2012年4月27日金曜日

国家とは何か・自営と自給の観点から(2)


ここで誤解を招く前に1つ言い添えると、私は国家と政府を混同しない。国家はあくまでも個人の集合体であり、それは様々な情報の共有によって繋がる集合体としている。政府はその代表機関であり、また執行機関であるに過ぎない。ゆえに家族や地域社会、学校などにおける人とのつながりが、皆、国家の構成者なら、また様々な規範、権利などが最終的に国家に帰属しているのならば、私たちの生活は国家の恩恵を受けているといえ、またそれを必要としているのならば国家を必要としているといえるはずである。

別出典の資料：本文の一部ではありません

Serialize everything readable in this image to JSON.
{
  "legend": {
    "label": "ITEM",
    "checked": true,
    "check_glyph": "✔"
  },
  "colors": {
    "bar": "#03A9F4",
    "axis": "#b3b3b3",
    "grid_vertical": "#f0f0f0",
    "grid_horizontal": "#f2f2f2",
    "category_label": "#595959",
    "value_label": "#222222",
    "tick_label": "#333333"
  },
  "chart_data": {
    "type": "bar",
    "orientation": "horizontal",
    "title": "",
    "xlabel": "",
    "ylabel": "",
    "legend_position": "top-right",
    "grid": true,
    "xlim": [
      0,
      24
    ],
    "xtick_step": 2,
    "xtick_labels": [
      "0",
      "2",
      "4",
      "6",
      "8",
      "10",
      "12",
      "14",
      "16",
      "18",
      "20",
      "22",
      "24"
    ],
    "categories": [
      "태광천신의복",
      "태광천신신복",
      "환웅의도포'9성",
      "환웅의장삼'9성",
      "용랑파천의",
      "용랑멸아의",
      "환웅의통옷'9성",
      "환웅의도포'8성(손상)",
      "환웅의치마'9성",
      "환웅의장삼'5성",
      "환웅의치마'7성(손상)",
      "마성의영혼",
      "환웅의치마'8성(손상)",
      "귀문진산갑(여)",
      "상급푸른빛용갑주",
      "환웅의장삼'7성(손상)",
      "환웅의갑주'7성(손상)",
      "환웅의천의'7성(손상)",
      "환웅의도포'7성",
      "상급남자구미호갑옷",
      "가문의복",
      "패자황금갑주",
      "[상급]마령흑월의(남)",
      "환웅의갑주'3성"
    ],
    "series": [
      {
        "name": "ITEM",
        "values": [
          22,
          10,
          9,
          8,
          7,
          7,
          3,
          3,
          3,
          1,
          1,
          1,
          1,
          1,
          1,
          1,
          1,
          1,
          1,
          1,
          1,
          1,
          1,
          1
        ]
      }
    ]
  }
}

「一人で生きられないという事はない」、そう言い切る人間もいるだろうし、また進んで他者との関係を絶ち一人で生きようとする人間もいる。私たちは生きてゆくために様々なものを必要とするが、現代社会においては、それを自分が持つ金銭で購うい、そろえる事が出来る。食料から家電製品、また様々な情報まで、金銭によって手に入らないものはなく、また多くの機械は生活をサポートする能力がある。だがよく考えると、それらのものは、自分一人の力で手に入れられるものでは無く、必ず関わる見知らぬ他者がいるといえるだろう。例えばテレビを自分の物とするのに、いったいどれぐらいの人間の手を経るのか。その原料から、製造工場、流通業者から販売業まで、またその製造を支える工作機械や、販売における宣伝など、1つのものに対して、実に多くの人間の関連性が伺える。それは食料品においても同様であるし、またサービス業もそうである。自分の使っているパソコンは自作だから、他者の手を経ずオリジナリティ溢れたものだというかもしれないが、では、それを構成する部品1つ1つ、CPU、やグラフィックボード、ディスプレイまでを自作したのか、その材料は集めてきたものなのかと考えると、最終工程は自作とは言え、やはり多くの人の手を経てきた事には変わりない。たとえ一人で部屋に籠っていたとしても、食料の調達、部屋の電気、トイレにおける水に至るまで、一人で生み出せるものなど全く無いのであり、常にそこには他者の手が関わっている以上、私たちは他者との繋がりを避ける事は出来ないのだ。
また世捨て人、という人間種もいる。彼らは自己の生活を自身の手で執り行い、その欲求を捨て、他者と関わらない生活を送っている事を誇りとするが、では、彼らが国家に庇護されていないのかと言えば、決してそうではない。彼らが国家の規範外の人間であるならば、その身の安全は保障しかねないが、彼らが生存し続けられるのは、国家と言う様々な規範を守る集団内にいるからである。また彼らが同ここまで成長したのかを考えれば、それは一人で成長したのでは無い以上、国家の庇護を受けていたのである。その事を忘れ、自分一人だけ国家の圏外に置こうとする行為は、私には忘恩の行為であるとしか感じられない。